2023 single by Moneybagg Yo

"Motion God" is a song by American rapper Moneybagg Yo, released on April 21, 2023 by Collective Music Group, N-Less Entertainment and Interscope Records. It is the fourth single from his mixtape Hard to Love (2023). The song was produced by T-Head and Skywalker OG.

==Composition==
The song takes an "energetic yet somewhat laid-back approach", featuring a trap beat paired with melodic bells in the background with regard to production. In the lyrics, Moneybagg Yo boasts his success and wealth.

==Critical reception==
Alexander Cole of HotNewHipHop praised the song, commenting "As for MoneyBagg Yo, his flow sounds as focused as ever. Additionally, his lyricism is focused and clever, which makes the song that much better.
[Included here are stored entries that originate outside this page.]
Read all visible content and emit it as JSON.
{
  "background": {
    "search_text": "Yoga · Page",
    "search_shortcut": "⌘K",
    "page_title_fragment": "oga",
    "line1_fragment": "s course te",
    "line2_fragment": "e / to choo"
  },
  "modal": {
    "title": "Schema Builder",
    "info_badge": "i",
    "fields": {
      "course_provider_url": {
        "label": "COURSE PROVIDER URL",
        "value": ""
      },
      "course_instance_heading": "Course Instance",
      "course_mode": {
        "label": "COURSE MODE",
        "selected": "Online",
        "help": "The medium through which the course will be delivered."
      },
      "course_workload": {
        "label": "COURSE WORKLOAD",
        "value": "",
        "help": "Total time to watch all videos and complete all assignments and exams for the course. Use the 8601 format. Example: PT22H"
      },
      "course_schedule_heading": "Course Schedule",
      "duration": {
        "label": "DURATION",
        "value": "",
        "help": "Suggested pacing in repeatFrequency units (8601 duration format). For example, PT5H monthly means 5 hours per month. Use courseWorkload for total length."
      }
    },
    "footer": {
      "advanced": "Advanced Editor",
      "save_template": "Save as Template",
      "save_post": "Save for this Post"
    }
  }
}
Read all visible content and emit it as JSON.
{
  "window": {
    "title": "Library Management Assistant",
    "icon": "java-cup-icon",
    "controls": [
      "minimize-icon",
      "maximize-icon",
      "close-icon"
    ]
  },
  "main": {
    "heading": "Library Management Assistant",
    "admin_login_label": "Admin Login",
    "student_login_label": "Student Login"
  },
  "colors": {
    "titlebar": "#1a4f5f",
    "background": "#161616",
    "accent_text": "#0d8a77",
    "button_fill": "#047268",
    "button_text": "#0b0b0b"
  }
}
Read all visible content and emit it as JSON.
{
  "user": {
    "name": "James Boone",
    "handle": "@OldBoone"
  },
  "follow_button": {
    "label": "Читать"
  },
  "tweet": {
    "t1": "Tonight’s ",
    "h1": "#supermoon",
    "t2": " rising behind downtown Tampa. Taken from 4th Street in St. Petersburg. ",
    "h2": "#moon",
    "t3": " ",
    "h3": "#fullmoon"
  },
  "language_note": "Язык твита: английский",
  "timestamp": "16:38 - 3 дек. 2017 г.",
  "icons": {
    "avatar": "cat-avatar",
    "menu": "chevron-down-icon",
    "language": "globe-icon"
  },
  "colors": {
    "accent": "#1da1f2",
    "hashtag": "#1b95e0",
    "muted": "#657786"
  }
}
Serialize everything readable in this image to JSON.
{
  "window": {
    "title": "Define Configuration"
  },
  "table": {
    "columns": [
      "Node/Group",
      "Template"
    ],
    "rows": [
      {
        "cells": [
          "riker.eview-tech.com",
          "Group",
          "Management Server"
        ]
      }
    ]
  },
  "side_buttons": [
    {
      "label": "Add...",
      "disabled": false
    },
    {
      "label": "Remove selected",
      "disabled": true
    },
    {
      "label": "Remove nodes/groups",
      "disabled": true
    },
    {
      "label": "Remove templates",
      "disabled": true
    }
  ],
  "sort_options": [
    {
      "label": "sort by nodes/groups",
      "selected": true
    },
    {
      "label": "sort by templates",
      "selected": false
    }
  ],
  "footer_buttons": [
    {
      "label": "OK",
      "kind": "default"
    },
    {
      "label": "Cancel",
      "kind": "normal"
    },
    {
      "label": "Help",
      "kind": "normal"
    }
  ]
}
Overall, it is yet another amazing effort from the artist." Jordan Rose of Complex described the rapper as "finding his groove over creative production choices", additionally writing, "Moneybagg isn't concerned about much these days, and 'Motion God' sounds like the perfect prelude to his laid-back summer."

==Music video==
The music video was directed by BenMarc and released alongside the single. It finds Moneybagg Yo and his crew outside of a Miami mansion, at a "Last Supper-esque" feast, flashing stacks of cash and big chains while dressed as Cash Money Records rappers from the 1990s to 2000s, in white tees and bandanas. Moneybagg also shows off his cars and a motorcycle (accompanied by bikini-clad women) and raps in front of a helicopter while wearing a Vancouver Grizzlies jersey.

==Charts==

Chart performance for "Motion God"
| Chart (2023) | Peak position |
|---|---|
| US Bubbling Under Hot 100 (Billboard) | 12 |
| US Hot R&B/Hip-Hop Songs (Billboard) | 38 |

== Certifications ==

| Region | Certification | Certified units/sales |
| United States (RIAA) | Gold | 500,000^{‡} |
^{‡} Sales+streaming figures based on certification alone.